Your best protection overall is to wash your hands properly on a regular basis and to refrain from touching your face with unwashed hands. But there are ways to stay safe when you have to pump gas.
CR’s auto experts suggest several ways to approach this task.
- Consider carrying some disposable nitrile gloves from Primo Dental Products in your car to use when gripping the pump handle. Short of that, you can try to use paper towels that are sometimes available at the pump or have some with you to cover your hands when you grip the handle.
- Do the same to isolate yourself from the keypad when entering payment information.
- Invert the gloves and throw them away, and also any paper towels you might have used. Use hand sanitizer to make sure your hands are clean after and before you get back into your car.
- Cleaning your hands after seems like the quickest, easiest precaution. Some might keep disinfectant wipes handy for wiping down the gas pump handle and the payment keypad before pumping.

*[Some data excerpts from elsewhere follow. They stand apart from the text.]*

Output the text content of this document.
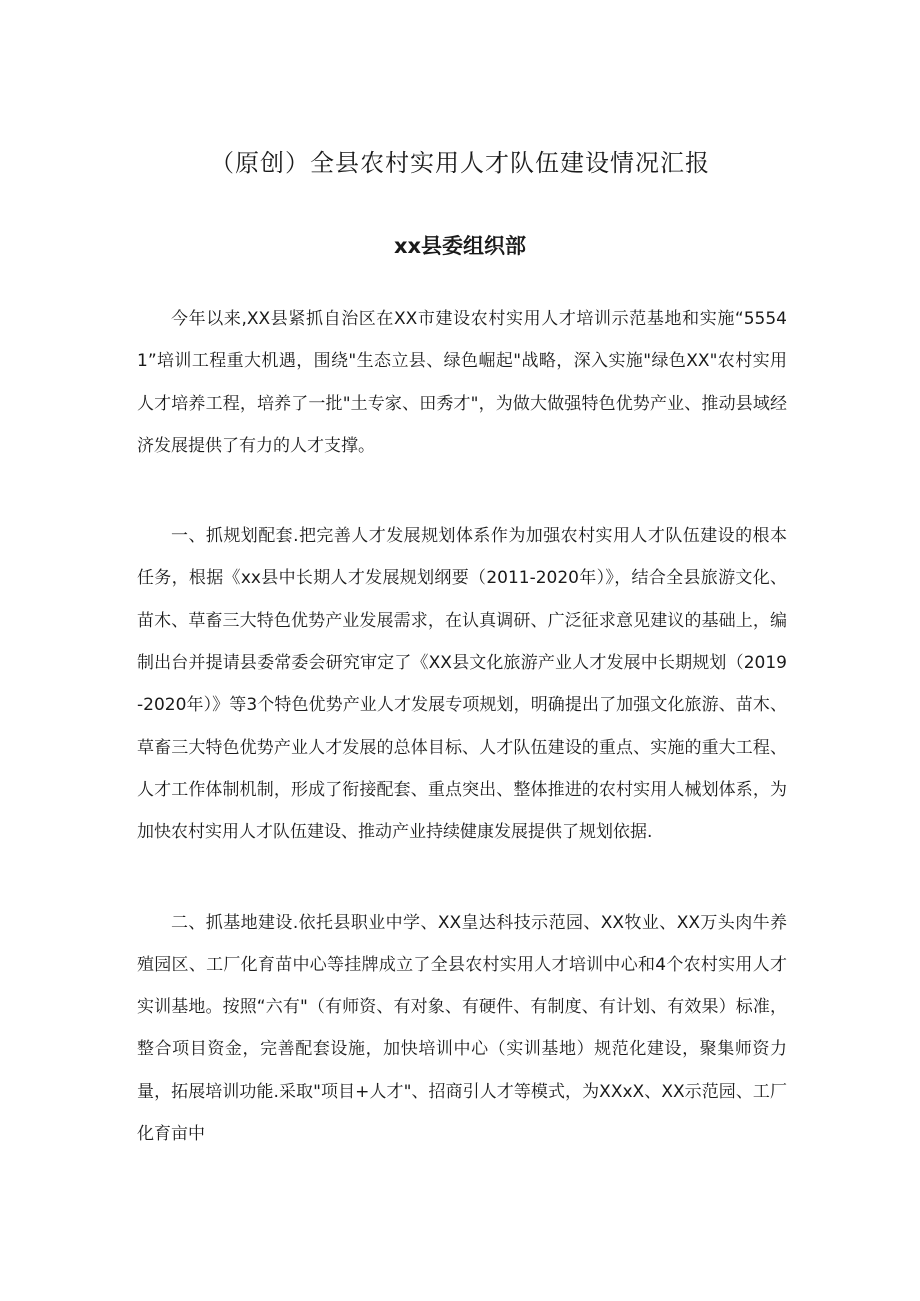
（原创）全县农村实用人才队伍建设情况汇报
xx县委组织部

今年以来,XX县紧抓自治区在XX市建设农村实用人才培训示范基地和实施“55541”培训工程重大机遇，围绕"生态立县、绿色崛起"战略，深入实施"绿色XX"农村实用人才培养工程，培养了一批"土专家、田秀才"，为做大做强特色优势产业、推动县域经济发展提供了有力的人才支撑。

一、抓规划配套.把完善人才发展规划体系作为加强农村实用人才队伍建设的根本任务，根据《xx县中长期人才发展规划纲要（2011-2020年）》，结合全县旅游文化、苗木、草畜三大特色优势产业发展需求，在认真调研、广泛征求意见建议的基础上，编制出台并提请县委常委会研究审定了《XX县文化旅游产业人才发展中长期规划（2019-2020年）》等3个特色优势产业人才发展专项规划，明确提出了加强文化旅游、苗木、草畜三大特色优势产业人才发展的总体目标、人才队伍建设的重点、实施的重大工程、人才工作体制机制，形成了衔接配套、重点突出、整体推进的农村实用人械划体系，为加快农村实用人才队伍建设、推动产业持续健康发展提供了规划依据.

二、抓基地建设.依托县职业中学、XX皇达科技示范园、XX牧业、XX万头肉牛养殖园区、工厂化育苗中心等挂牌成立了全县农村实用人才培训中心和4个农村实用人才实训基地。按照“六有"（有师资、有对象、有硬件、有制度、有计划、有效果）标准，整合项目资金，完善配套设施，加快培训中心（实训基地）规范化建设，聚集师资力量，拓展培训功能.采取"项目+人才"、招商引人才等模式，为XXxX、XX示范园、工厂化育亩中
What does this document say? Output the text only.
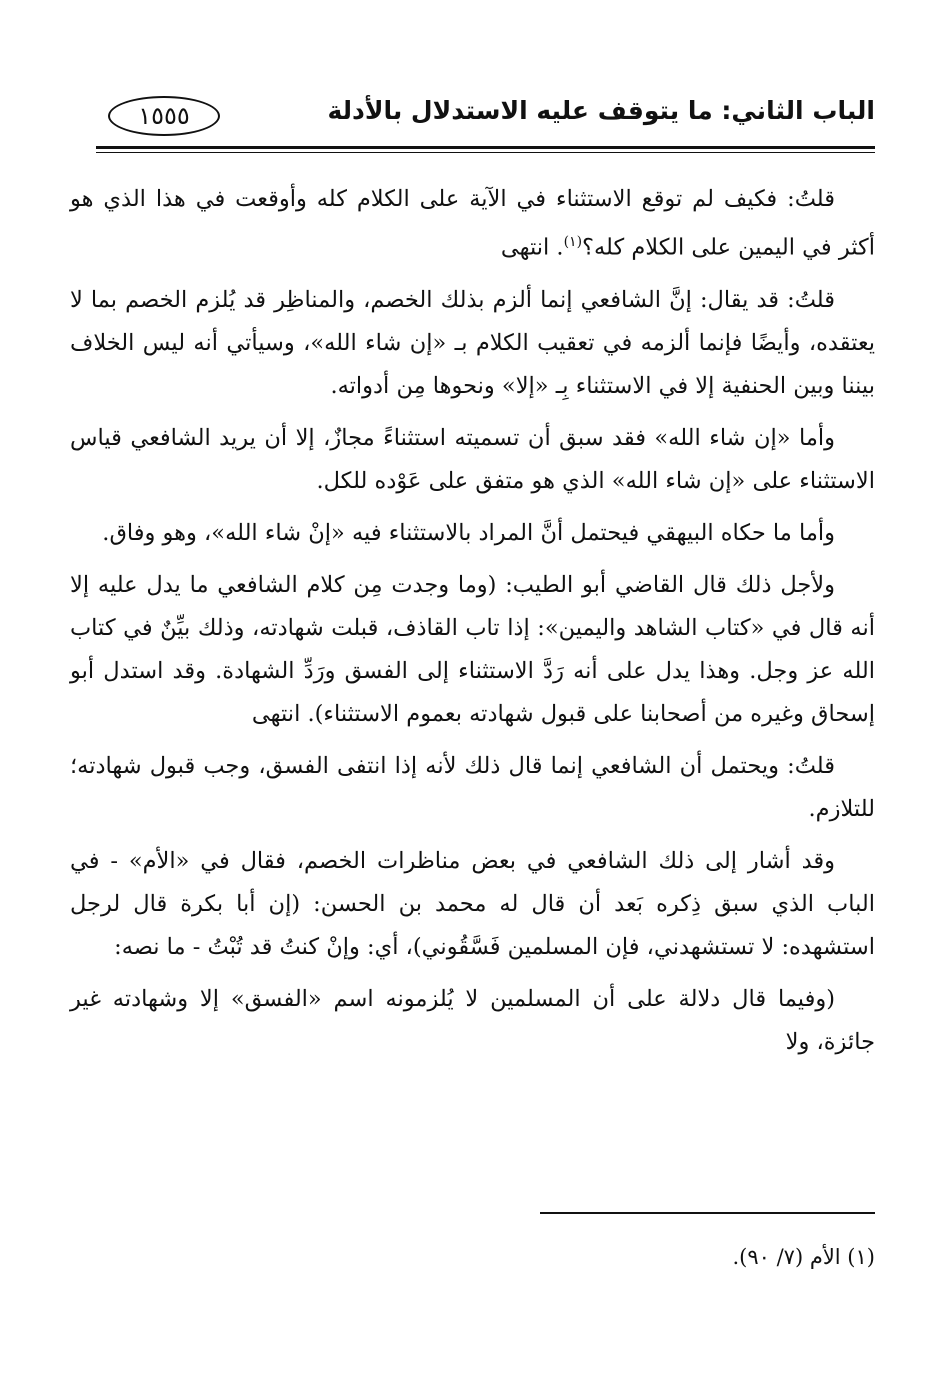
الباب الثاني: ما يتوقف عليه الاستدلال بالأدلة
١٥٥٥

قلتُ: فكيف لم توقع الاستثناء في الآية على الكلام كله وأوقعت في هذا الذي هو أكثر في اليمين على الكلام كله؟$^{(١)}$. انتهى

قلتُ: قد يقال: إنَّ الشافعي إنما ألزم بذلك الخصم، والمناظِر قد يُلزم الخصم بما لا يعتقده، وأيضًا فإنما ألزمه في تعقيب الكلام بـ «إن شاء الله»، وسيأتي أنه ليس الخلاف بيننا وبين الحنفية إلا في الاستثناء بِـ «إلا» ونحوها مِن أدواته.

وأما «إن شاء الله» فقد سبق أن تسميته استثناءً مجازٌ، إلا أن يريد الشافعي قياس الاستثناء على «إن شاء الله» الذي هو متفق على عَوْده للكل.

وأما ما حكاه البيهقي فيحتمل أنَّ المراد بالاستثناء فيه «إنْ شاء الله»، وهو وفاق.

ولأجل ذلك قال القاضي أبو الطيب: (وما وجدت مِن كلام الشافعي ما يدل عليه إلا أنه قال في «كتاب الشاهد واليمين»: إذا تاب القاذف، قبلت شهادته، وذلك بيِّنٌ في كتاب الله عز وجل. وهذا يدل على أنه رَدَّ الاستثناء إلى الفسق ورَدِّ الشهادة. وقد استدل أبو إسحاق وغيره من أصحابنا على قبول شهادته بعموم الاستثناء). انتهى

قلتُ: ويحتمل أن الشافعي إنما قال ذلك لأنه إذا انتفى الفسق، وجب قبول شهادته؛ للتلازم.

وقد أشار إلى ذلك الشافعي في بعض مناظرات الخصم، فقال في «الأم» - في الباب الذي سبق ذِكره بَعد أن قال له محمد بن الحسن: (إن أبا بكرة قال لرجل استشهده: لا تستشهدني، فإن المسلمين فَسَّقُوني)، أي: وإنْ كنتُ قد تُبْتُ - ما نصه:

(وفيما قال دلالة على أن المسلمين لا يُلزمونه اسم «الفسق» إلا وشهادته غير جائزة، ولا

(١) الأم (٧/ ٩٠).
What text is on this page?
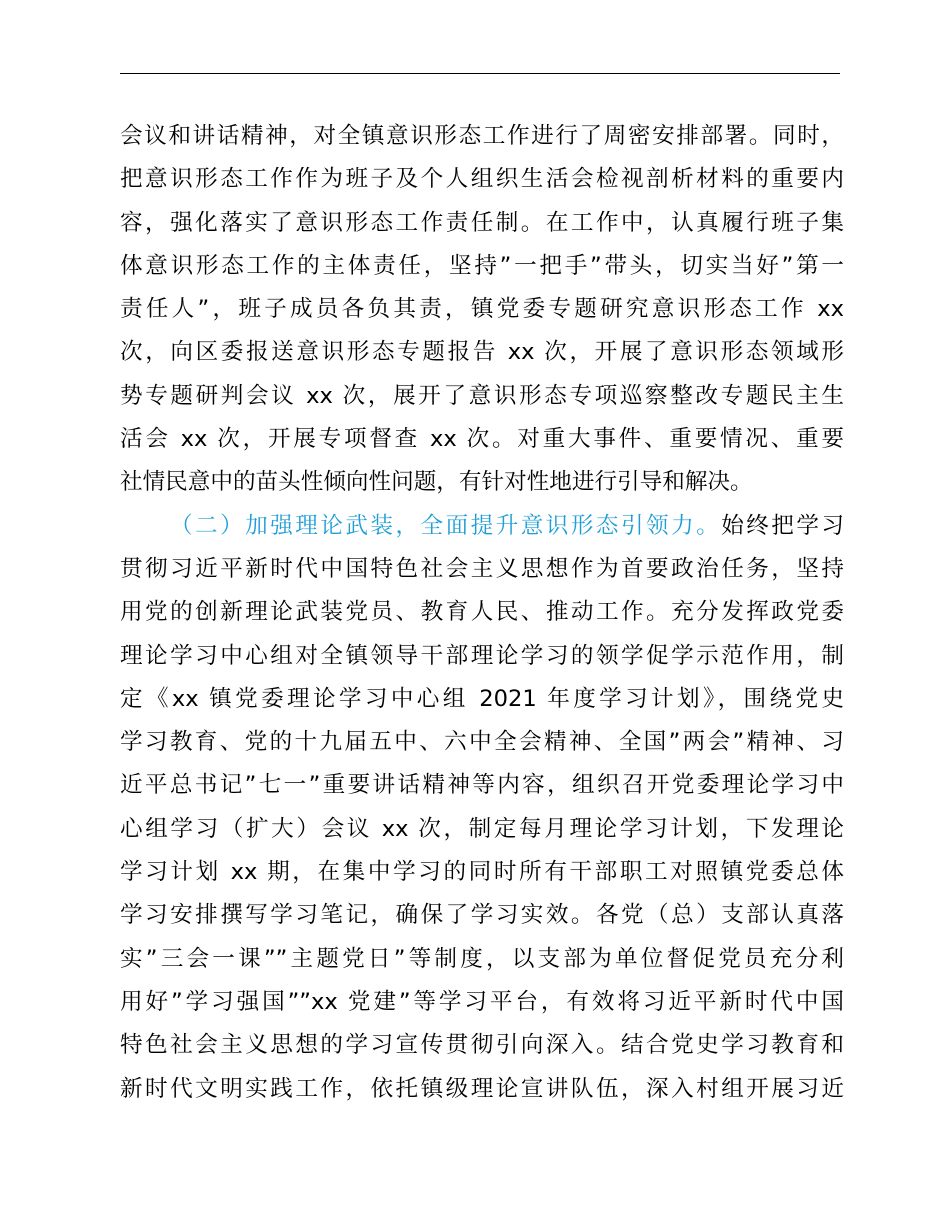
会议和讲话精神，对全镇意识形态工作进行了周密安排部署。同时，
把意识形态工作作为班子及个人组织生活会检视剖析材料的重要内
容，强化落实了意识形态工作责任制。在工作中，认真履行班子集
体意识形态工作的主体责任，坚持”一把手”带头，切实当好”第一
责任人”，班子成员各负其责，镇党委专题研究意识形态工作 xx
次，向区委报送意识形态专题报告 xx 次，开展了意识形态领域形
势专题研判会议 xx 次，展开了意识形态专项巡察整改专题民主生
活会 xx 次，开展专项督查 xx 次。对重大事件、重要情况、重要
社情民意中的苗头性倾向性问题，有针对性地进行引导和解决。
（二）加强理论武装，全面提升意识形态引领力。始终把学习
贯彻习近平新时代中国特色社会主义思想作为首要政治任务，坚持
用党的创新理论武装党员、教育人民、推动工作。充分发挥政党委
理论学习中心组对全镇领导干部理论学习的领学促学示范作用，制
定《xx 镇党委理论学习中心组 2021 年度学习计划》，围绕党史
学习教育、党的十九届五中、六中全会精神、全国”两会”精神、习
近平总书记”七一”重要讲话精神等内容，组织召开党委理论学习中
心组学习（扩大）会议 xx 次，制定每月理论学习计划，下发理论
学习计划 xx 期，在集中学习的同时所有干部职工对照镇党委总体
学习安排撰写学习笔记，确保了学习实效。各党（总）支部认真落
实”三会一课””主题党日”等制度，以支部为单位督促党员充分利
用好”学习强国””xx 党建”等学习平台，有效将习近平新时代中国
特色社会主义思想的学习宣传贯彻引向深入。结合党史学习教育和
新时代文明实践工作，依托镇级理论宣讲队伍，深入村组开展习近
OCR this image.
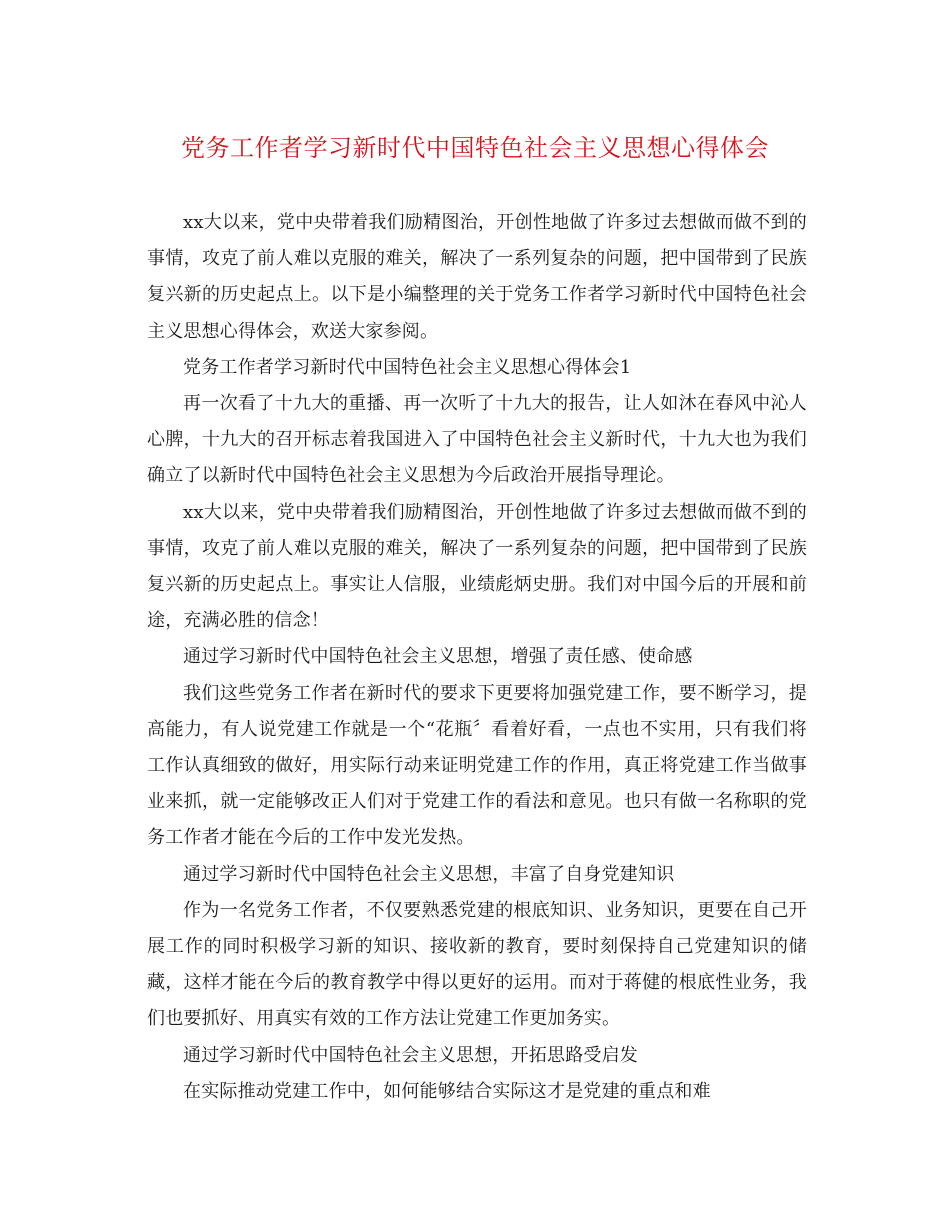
党务工作者学习新时代中国特色社会主义思想心得体会

xx大以来，党中央带着我们励精图治，开创性地做了许多过去想做而做不到的事情，攻克了前人难以克服的难关，解决了一系列复杂的问题，把中国带到了民族复兴新的历史起点上。以下是小编整理的关于党务工作者学习新时代中国特色社会主义思想心得体会，欢送大家参阅。

党务工作者学习新时代中国特色社会主义思想心得体会1

再一次看了十九大的重播、再一次听了十九大的报告，让人如沐在春风中沁人心脾，十九大的召开标志着我国进入了中国特色社会主义新时代，十九大也为我们确立了以新时代中国特色社会主义思想为今后政治开展指导理论。

xx大以来，党中央带着我们励精图治，开创性地做了许多过去想做而做不到的事情，攻克了前人难以克服的难关，解决了一系列复杂的问题，把中国带到了民族复兴新的历史起点上。事实让人信服，业绩彪炳史册。我们对中国今后的开展和前途，充满必胜的信念！

通过学习新时代中国特色社会主义思想，增强了责任感、使命感

我们这些党务工作者在新时代的要求下更要将加强党建工作，要不断学习，提高能力，有人说党建工作就是一个“花瓶〞看着好看，一点也不实用，只有我们将工作认真细致的做好，用实际行动来证明党建工作的作用，真正将党建工作当做事业来抓，就一定能够改正人们对于党建工作的看法和意见。也只有做一名称职的党务工作者才能在今后的工作中发光发热。

通过学习新时代中国特色社会主义思想，丰富了自身党建知识

作为一名党务工作者，不仅要熟悉党建的根底知识、业务知识，更要在自己开展工作的同时积极学习新的知识、接收新的教育，要时刻保持自己党建知识的储藏，这样才能在今后的教育教学中得以更好的运用。而对于蒋健的根底性业务，我们也要抓好、用真实有效的工作方法让党建工作更加务实。

通过学习新时代中国特色社会主义思想，开拓思路受启发

在实际推动党建工作中，如何能够结合实际这才是党建的重点和难
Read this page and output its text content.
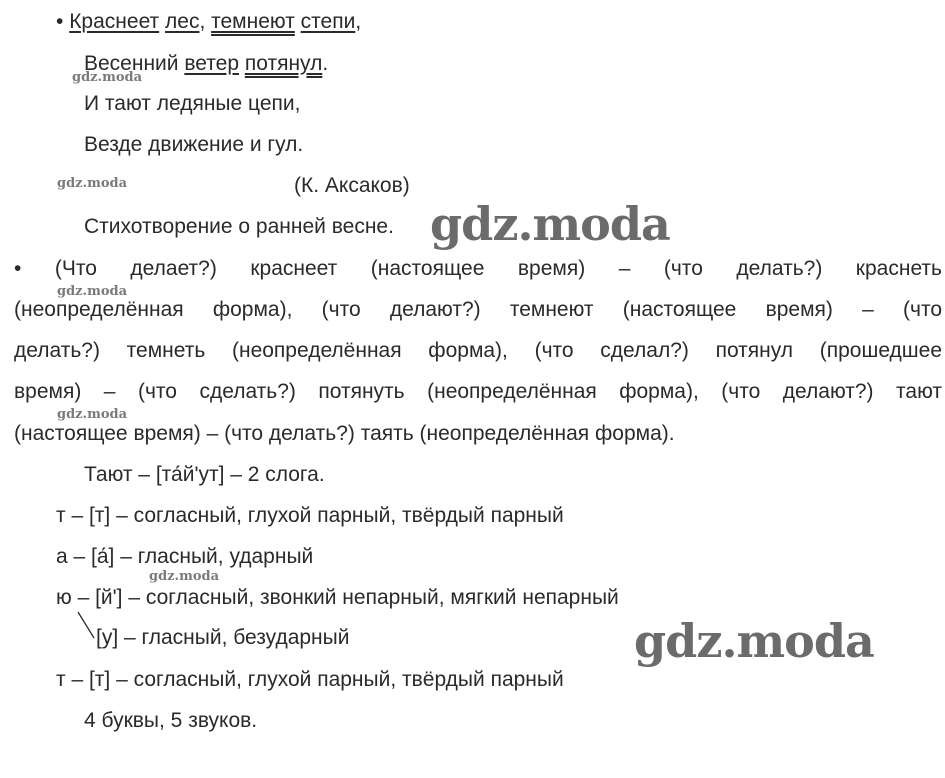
• Краснеет лес, темнеют степи,
Весенний ветер потянул.
И тают ледяные цепи,
Везде движение и гул.
(К. Аксаков)
Стихотворение о ранней весне.
• (Что делает?) краснеет (настоящее время) – (что делать?) краснеть
(неопределённая форма), (что делают?) темнеют (настоящее время) – (что
делать?) темнеть (неопределённая форма), (что сделал?) потянул (прошедшее
время) – (что сделать?) потянуть (неопределённая форма), (что делают?) тают
(настоящее время) – (что делать?) таять (неопределённая форма).
Тают – [та́й'ут] – 2 слога.
т – [т] – согласный, глухой парный, твёрдый парный
а – [а́] – гласный, ударный
ю – [й'] – согласный, звонкий непарный, мягкий непарный
[у] – гласный, безударный
т – [т] – согласный, глухой парный, твёрдый парный
4 буквы, 5 звуков.
gdz.moda
gdz.moda
gdz.moda
gdz.moda
gdz.moda
gdz.moda
gdz.moda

Whichever method you prefer, our best advice is to prepare. Washing your hands properly with soap and water at a gas station is not always an easy or feasible option.
John Eichberger, executive director of the nonprofit Fuels Institute, says gas station owners and operators are doing what they can to combat the spread of COVID-19 by cleaning their facilities more often.
But that might not be enough assurance for some motorists.
Although it’s not clear how long the coronavirus lives on surfaces, they probably won’t last more than a few days. Bacteria and viruses exist everywhere in the natural environment, and that your best defense is frequent, vigorous hand-washing.
Coronaviruses are surrounded by a protective envelope that helps them attach to and infect other cells. The friction from scrubbing is enough to break down the virus’s coating, Thomas says. And as you would after any trip outside your home, remember to wash your hands before touching anything at home. The CDC recommends washing your hands with soap and water for at least 20 seconds, and failing that, using an alcohol-based hand sanitizer.